Les regards sur la « loterie des circonstances » sont inévitables, en particulier chez les auteurs réalistes. Luis Alberto parle comme tous les jeunes auteurs. Il sait qu’il y a une tradition littéraire, qu’il ne dédaigne pas ; il connaît les dangers des putains et de leur monde, un thème rebattu ou ressassé jusqu’à satiété. Mais il se rend compte que la nouveauté naît de ce qui existe déjà : une vision novatrice n’est rien d’autre qu’un autre tour de vis à tout ce qui a été écrit : un angle frais, une nuance différente. Luis Alberto (et en cela je m’identifie à lui) choisit d’être un écrivain vitaliste. Il est, en plus, quelqu’un qui prend au sérieux sa jeunesse. Il ne parviendra jamais à être vieux. Son ami, Tapia, accomplira ses rêves d’écrire au sujet de Noémie, la belle putain. À la fin de ce roman, le lecteur devrait avoir la sensation d’avoir lu deux livres : celui qu’il a entre les mains, un hommage à la passion littéraire et à l’amitié, et celui qui aurait pu être et n’a pas été, le roman de Luis Alberto, un projet bancal qui restera pour toujours flottant dans l’air.

Dans un conte d’Hemingway, « Un endroit propre et bien éclairé», un personnage demande à un autre : « Que te manque-t-il (dans la vie) ? ». Ce à quoi l’autre répond : « Tout sauf du travail ». Ce remarquable narrateur nord-américain ne se réfère-t-il pas à la grande majorité des être humains ? Le travail est la meilleure (ou la pire, tout dépend du prisme que l’on adopte) planche de salut pour supporter le non-sens de l’existence...

Pour l’écrivain le travail est amusement, puisqu’il fait ce qu’il aime. Il ne s’aperçoit pas que les heures passent. Il trépigne, souffre, s’angoisse, mais il est heureux. C’est une attitude à contre courant dans notre culture, qui voue un culte aux vacances. Un écrivain ne part jamais en vacances, même quand il écrit : il est toujours en train de donner une forme à une idée. En Orient, au Japon en particulier, le travail est considéré comme une bénédiction ; en Occident, à en juger par l’expulsion d’Adam et Ève du paradis, comme une malédiction. Les écrivains sont maudits par nature.

Quelle opinion avez-vous de la littérature engagée ?
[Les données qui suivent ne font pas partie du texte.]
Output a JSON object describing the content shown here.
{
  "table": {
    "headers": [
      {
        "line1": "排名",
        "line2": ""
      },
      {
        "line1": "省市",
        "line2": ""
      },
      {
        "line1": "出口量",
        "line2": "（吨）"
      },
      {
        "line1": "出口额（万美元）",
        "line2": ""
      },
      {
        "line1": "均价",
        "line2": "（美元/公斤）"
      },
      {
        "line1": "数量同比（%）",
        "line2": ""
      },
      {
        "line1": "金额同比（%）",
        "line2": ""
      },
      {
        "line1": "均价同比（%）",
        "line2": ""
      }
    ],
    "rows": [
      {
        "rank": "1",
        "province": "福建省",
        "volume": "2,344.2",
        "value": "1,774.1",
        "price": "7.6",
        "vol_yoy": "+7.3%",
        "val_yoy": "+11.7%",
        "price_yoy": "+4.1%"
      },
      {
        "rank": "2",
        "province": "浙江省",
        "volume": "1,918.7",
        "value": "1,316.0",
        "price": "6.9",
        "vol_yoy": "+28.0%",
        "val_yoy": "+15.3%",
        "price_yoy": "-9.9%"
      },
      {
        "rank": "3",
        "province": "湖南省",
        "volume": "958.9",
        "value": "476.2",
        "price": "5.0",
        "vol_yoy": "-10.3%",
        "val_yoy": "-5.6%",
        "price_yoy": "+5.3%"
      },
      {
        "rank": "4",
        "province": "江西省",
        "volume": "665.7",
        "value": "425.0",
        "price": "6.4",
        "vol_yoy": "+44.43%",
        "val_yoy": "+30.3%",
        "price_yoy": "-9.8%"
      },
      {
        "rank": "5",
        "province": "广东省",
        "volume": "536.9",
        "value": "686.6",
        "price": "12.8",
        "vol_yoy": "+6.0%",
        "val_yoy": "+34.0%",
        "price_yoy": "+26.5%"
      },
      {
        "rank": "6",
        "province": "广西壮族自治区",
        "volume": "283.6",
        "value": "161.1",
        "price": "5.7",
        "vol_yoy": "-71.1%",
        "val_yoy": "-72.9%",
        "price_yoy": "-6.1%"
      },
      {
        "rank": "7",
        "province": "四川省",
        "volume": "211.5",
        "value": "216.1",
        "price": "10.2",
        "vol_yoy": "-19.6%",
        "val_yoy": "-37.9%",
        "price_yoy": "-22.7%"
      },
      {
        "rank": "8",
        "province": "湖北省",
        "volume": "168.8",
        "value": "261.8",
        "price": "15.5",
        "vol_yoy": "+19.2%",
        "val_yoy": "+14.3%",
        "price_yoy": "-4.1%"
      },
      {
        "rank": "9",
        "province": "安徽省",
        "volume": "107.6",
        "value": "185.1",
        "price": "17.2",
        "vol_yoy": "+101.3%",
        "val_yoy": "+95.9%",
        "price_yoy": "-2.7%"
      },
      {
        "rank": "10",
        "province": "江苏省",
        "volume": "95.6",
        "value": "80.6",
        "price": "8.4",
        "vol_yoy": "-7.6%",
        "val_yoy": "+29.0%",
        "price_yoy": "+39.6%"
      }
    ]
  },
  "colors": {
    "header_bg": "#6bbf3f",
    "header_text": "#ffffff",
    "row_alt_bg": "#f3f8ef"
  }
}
On m’a souvent posé cette question. Je n’y réponds plus. J’ai l’impression que l’on voudrait que je me sente coupable de quelque chose. Je peux seulement dire que la littérature en elle-même est un engagement, un engagement total, et que l’on n’a qu’avec la littérature.

Je sais par votre œuvre et les entretiens que vous avez accordés, que vous êtes un grand voyageur. Quelle est votre ville favorite et dans laquelle de celles que vous avez arpentées aimeriez-vous mourir et pourquoi ?

Aujourd’hui je ne voyage plus que cinq ou six fois par an et pour de courtes périodes. Ce n’est plus comme lorsque j’étais jeune, lorsque j’ai décidé de vivre un temps aux îles Galapagos, où Darwin s’est rendu et a développé la théorie de l’évolution, pour y étudier in situ cette matière, cette méthode n’était-elle pas merveilleuse ? J’ai ensuite fait la même chose durant d’autres voyages. Étudier l’art et la philosophie en Grèce, toucher les statues, marcher dans Athènes en lisant Seferis. C’était l’université idéale ! Maintenant je suis un globe-trotter à la retraite, bien que je maintienne vivant l’esprit du voyage. Cela m’amène à penser que je devrais épouser une femme riche et me transformer en Bruce Chatwin pour le reste de mes jours… Quant à ma ville préférée, c’est sans aucun doute New York : je m’y rends chaque fois que je le peux, et la ville la plus accueillante pour mourir (d’un infarctus fulminant de préférence) serait Paris. Il y a de beaux cimetières.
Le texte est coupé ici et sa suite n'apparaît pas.